The Japanese consulate pressured Chinese warlord Zhang Zuolin to send soldiers to suppress the protest. Soldiers were deployed under the command of Meng Fude (孟富德), who ended up giving the command to open fire on the protestors. After the volley of shots, 13 protestors were immediately killed, and over 30 were injured. They were rushed over to a local hospital, and but four died there. By the end of the day, 17 or 19 total were dead.

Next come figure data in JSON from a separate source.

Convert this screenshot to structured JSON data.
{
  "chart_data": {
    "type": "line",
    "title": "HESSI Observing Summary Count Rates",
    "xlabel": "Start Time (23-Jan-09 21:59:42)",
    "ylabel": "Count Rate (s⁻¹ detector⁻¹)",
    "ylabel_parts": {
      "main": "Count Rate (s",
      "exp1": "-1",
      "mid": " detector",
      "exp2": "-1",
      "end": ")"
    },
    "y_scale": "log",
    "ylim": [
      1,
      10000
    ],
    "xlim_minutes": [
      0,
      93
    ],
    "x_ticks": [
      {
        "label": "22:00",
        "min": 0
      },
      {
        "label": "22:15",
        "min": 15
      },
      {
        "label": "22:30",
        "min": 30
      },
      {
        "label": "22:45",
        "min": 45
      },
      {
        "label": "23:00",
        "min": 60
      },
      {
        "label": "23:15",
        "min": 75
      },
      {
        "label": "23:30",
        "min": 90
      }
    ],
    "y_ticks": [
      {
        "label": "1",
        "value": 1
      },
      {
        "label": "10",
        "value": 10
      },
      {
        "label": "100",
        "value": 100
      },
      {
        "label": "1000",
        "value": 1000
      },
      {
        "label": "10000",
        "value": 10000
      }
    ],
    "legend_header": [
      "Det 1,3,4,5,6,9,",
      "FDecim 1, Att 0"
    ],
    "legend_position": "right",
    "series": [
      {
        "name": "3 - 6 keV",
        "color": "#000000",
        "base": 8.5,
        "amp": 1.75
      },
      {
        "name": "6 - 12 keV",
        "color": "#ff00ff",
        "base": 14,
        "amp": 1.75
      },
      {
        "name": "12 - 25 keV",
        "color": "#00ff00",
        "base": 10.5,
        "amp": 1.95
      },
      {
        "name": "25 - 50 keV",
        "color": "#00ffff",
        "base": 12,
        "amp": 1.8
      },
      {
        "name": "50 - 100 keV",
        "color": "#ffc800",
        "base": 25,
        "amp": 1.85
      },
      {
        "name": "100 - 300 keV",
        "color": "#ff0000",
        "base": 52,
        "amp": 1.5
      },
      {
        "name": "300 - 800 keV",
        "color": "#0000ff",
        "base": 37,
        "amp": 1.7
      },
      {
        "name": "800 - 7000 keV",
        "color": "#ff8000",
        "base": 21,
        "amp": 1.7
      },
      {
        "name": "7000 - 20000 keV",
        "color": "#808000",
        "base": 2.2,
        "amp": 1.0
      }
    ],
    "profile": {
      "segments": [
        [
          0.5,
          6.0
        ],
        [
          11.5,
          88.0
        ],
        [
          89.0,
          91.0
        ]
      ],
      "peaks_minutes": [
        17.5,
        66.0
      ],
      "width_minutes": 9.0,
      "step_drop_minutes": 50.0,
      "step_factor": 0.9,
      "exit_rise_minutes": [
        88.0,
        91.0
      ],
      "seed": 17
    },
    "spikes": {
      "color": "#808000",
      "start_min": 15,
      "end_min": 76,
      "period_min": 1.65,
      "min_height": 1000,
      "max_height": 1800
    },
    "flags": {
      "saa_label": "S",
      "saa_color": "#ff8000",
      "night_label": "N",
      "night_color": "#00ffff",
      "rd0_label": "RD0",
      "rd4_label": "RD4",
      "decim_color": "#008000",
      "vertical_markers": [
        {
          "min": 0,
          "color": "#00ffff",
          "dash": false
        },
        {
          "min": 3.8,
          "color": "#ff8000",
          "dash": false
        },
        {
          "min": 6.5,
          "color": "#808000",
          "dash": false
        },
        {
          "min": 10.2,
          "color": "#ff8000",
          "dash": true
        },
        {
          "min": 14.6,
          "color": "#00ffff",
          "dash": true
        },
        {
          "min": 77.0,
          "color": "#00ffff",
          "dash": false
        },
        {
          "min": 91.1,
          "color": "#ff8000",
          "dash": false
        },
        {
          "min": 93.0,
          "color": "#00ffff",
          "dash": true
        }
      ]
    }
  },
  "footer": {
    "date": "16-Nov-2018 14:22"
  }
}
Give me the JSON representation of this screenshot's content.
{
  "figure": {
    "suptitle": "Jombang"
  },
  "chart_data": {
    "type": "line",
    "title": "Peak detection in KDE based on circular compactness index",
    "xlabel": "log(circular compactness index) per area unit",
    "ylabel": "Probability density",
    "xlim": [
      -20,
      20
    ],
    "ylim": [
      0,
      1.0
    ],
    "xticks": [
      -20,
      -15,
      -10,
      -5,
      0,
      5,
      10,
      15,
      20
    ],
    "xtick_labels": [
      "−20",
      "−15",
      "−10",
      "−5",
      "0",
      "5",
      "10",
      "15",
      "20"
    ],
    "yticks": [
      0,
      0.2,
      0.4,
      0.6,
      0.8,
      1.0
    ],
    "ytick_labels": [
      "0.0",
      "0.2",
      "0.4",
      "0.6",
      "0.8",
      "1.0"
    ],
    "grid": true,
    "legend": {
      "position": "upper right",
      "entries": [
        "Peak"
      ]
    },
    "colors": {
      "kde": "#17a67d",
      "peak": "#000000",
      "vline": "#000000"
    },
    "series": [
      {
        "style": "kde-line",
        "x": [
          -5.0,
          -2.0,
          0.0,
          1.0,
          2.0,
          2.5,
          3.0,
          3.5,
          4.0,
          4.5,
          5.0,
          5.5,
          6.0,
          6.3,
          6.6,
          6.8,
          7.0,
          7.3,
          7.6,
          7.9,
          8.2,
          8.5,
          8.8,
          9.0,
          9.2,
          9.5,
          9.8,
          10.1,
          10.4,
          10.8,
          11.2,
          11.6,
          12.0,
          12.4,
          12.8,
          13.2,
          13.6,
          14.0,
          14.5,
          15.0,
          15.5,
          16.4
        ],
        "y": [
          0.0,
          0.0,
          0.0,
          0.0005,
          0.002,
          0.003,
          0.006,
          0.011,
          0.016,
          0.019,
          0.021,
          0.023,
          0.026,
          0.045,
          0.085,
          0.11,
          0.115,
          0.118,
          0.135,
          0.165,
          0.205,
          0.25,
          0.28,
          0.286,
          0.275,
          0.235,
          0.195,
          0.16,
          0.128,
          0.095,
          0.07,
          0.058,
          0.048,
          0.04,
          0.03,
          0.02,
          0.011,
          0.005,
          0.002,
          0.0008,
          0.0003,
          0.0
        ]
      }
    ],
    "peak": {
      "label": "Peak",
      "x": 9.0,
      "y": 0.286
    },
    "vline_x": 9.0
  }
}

On the 17th, a funeral was held for the dead, whom were hailed as martyrs, on a hill 10 li south of Longjing. Reportedly around 5,000 people were in attendance. From the 13th until the beginning of April, 47 protests were held in north Jiandao, with tens of thousands in attendance total. By mid-May, the number reached 54.

== Legacy ==
Reportedly, the Japanese consulate would later send people to monitor who would visit the graves, which caused fear of backlash and slowed visits to them. Knowledge of the location of the grave significantly dwindled over time. In 1989, the location was rediscovered and documented based on interviews of contemporaries. It was determined to be a part of a collective graveyard on a hill 10 li southeast of Longjing. In April 1990, an organization was launched to maintain the restoration and memorialization of the graves. Since 1991, a memorial ceremony for the dead has been held each year on March 13th. In the 2000s, a larger plot of land was purchased elsewhere for the graves, which were relocated. A hundred trees were planted around them. The graves have nearby space to host an audience of 200.

The place the protest was first planned is now part of a kindergarten. A stone memorial now stands there.